ABBYY Cup 3.0 is finished! Many thanks to everyone: participants, people who created and prepared problems and etc! The post about ABBYY Open Day will be later but now let's consider finals' solutions:
Claim: If the walk starts from tree i and ends at tree j, then we need to cut down all trees before i, all trees after j and all trees with negative esthetic appeal between i and j. In order to solve subproblem A1 we could use the claim for each pair of trees with equal aesthetic appeal and choose the maximum; the constraints allowed to do this either at O(n2) or O(n3). In order to solve subproblem A2 we could use the following claim: whichever is the number of trees with equal esthetic appeal, we are always better off if we consider only a pair of the leftmost and rightmost of such trees. Then the number of the pairs of trees considered is reduced from O(n2) to O(n). Then we may proceed with either taking partial sums or calculating a sum on the interval.

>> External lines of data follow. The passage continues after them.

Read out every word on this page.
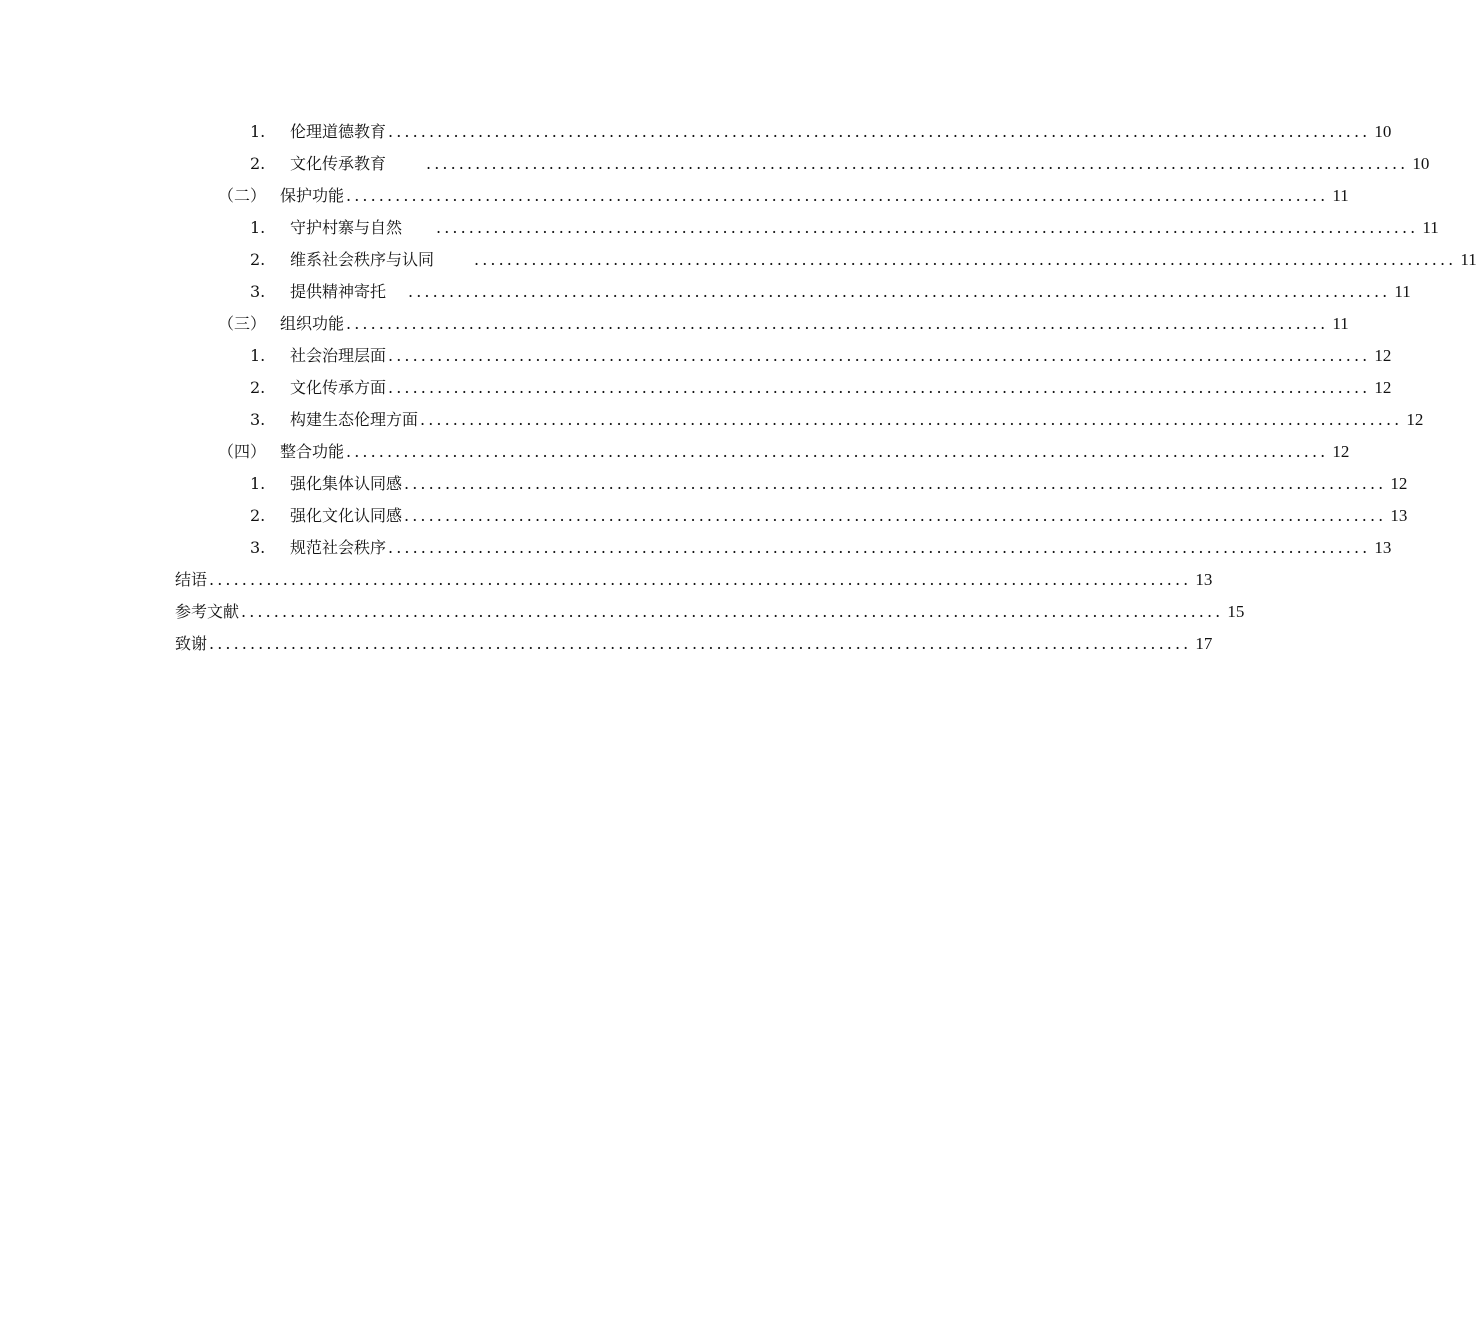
1.	伦理道德教育 ........................................................................................................................ 10
2.	文化传承教育	........................................................................................................................ 10
（二） 保护功能 ........................................................................................................................ 11
1.	守护村寨与自然	........................................................................................................................ 11
2.	维系社会秩序与认同	........................................................................................................................ 11
3.	提供精神寄托	........................................................................................................................ 11
（三） 组织功能 ........................................................................................................................ 11
1.	社会治理层面 ........................................................................................................................ 12
2.	文化传承方面 ........................................................................................................................ 12
3.	构建生态伦理方面 ........................................................................................................................ 12
（四） 整合功能 ........................................................................................................................ 12
1.	强化集体认同感 ........................................................................................................................ 12
2.	强化文化认同感 ........................................................................................................................ 13
3.	规范社会秩序 ........................................................................................................................ 13
结语 ........................................................................................................................ 13
参考文献 ........................................................................................................................ 15
致谢 ........................................................................................................................ 17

In order to solve subproblem B1 we may emulate the behavior of Beavershave as it is described in the problem. In order to solve subproblem B2 it is sufficient to store a raised unity-flag for each terminal beaver, where terminal beaver is such beaver i who does not have a beaver i + 1 on his right (that is, if we make a query which includes beavers i and i + 1, then we would have to run Beavershave one more time). If we swap beavers i and j, then we have four possible positions at which the status of the flag may change: i - 1, i, j - 1, j. A response to a query is then the number of the terminal beavers in the interval which is a classical problem.
In order to solve subproblem C1 we could either calculate dynamics or subtract the largest number using greedy algorithm. It is easy to prove that it is always better to subtract the largest number. In subproblem C2 it is sufficient to calculate dynamics for the first million, divide (in head) the number into two groups of digits — low orders and high orders — and make not one subtraction, but a series of subtractions in order to instantly minimize low orders. In order to solve subproblem C3 it is necessary to store in dynamics parameters not the number itself, but only the number of digits.

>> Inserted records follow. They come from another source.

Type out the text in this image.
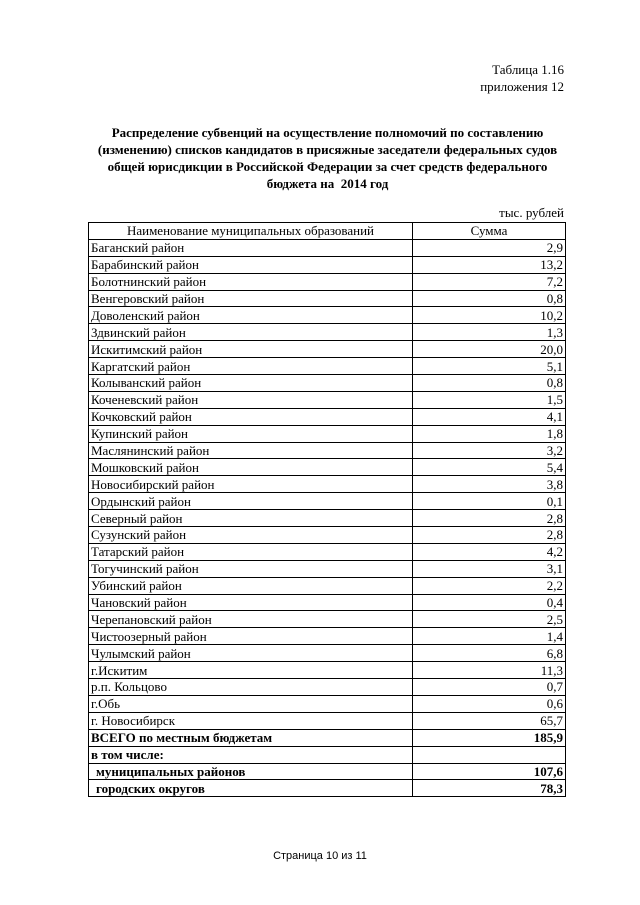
Таблица 1.16
приложения 12
Распределение субвенций на осуществление полномочий по составлению
(изменению) списков кандидатов в присяжные заседатели федеральных судов
общей юрисдикции в Российской Федерации за счет средств федерального
бюджета на  2014 год
тыс. рублей
Наименование муниципальных образований	Сумма
Баганский район	2,9
Барабинский район	13,2
Болотнинский район	7,2
Венгеровский район	0,8
Доволенский район	10,2
Здвинский район	1,3
Искитимский район	20,0
Каргатский район	5,1
Колыванский район	0,8
Коченевский район	1,5
Кочковский район	4,1
Купинский район	1,8
Маслянинский район	3,2
Мошковский район	5,4
Новосибирский район	3,8
Ордынский район	0,1
Северный район	2,8
Сузунский район	2,8
Татарский район	4,2
Тогучинский район	3,1
Убинский район	2,2
Чановский район	0,4
Черепановский район	2,5
Чистоозерный район	1,4
Чулымский район	6,8
г.Искитим	11,3
р.п. Кольцово	0,7
г.Обь	0,6
г. Новосибирск	65,7
ВСЕГО по местным бюджетам	185,9
в том числе:	
муниципальных районов	107,6
городских округов	78,3
Страница 10 из 11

Obviously, the Beaveractor moving along the arrows will either get out or go round a cycle. If the latter is the case, we need to find the length of the cycle l, and then we need to find the remainder of dividing the time by the length of the cycle. Thus, we have solved this case. In order to solve subproblem D1 it is sufficient to emulate the behavior of the Beaveractor saving at each step the time of the visit of the current point (this way we will know the length of the cycle the moment we come to the point in the cycle from which we started). In order to solve subproblems D2 and D3 we need to construct a graph of Beaveractor's movements and then process each of the multiple tests. In D2 we may construct the graph in a straightforward way and find an answer to each test by going through the graph. In D3 we are supposed to use logarithmic data structures. The idea of the solution is, thus, clear. The problem is interesting from the technical point of view.
In order to solve subproblem E1 we may use the following claim: If the edge x → y has marks x and y in succession, then such edge may generate the path of interest. Call such edge "initiating". It is easy to understand that the path in both directions is constructed unambiguously from the initiating edge. Now, it is sufficient to consider only initiating edges. Indeed, consider required path in a graph. It has p nodes and p - 1 edges. By pigeonhole principle at least one edge has two or more marks. Let some edge x → y have marks a b, (a, b) ≠ (x, y). Then cut this path in two by the edge x → y and note that one of the two subpaths has more marks than it has edges. Proceeding in a similar fashion we may come to the conclusion that there is at least one edge x → y with marks x and y. If there are no initiating edges, then the path of interest does not exist. The path which is generated by the initiating edge is the shortest valid path for a given initiating edge. We may add to this path incoming and outgoing tails in such a way that the path becomes longer. The tails should not contain initiating edges, because initiating edges generate their own paths. Any valid path is a path consisting of three parts (incoming tail, path of the initiating edge, outgoing tail) which are connected by edges without marks. In order to solve subproblem E2 we may count all tails and paths generated by initiating edges beforehand and then count the number of paths with a fixed length by dynamics.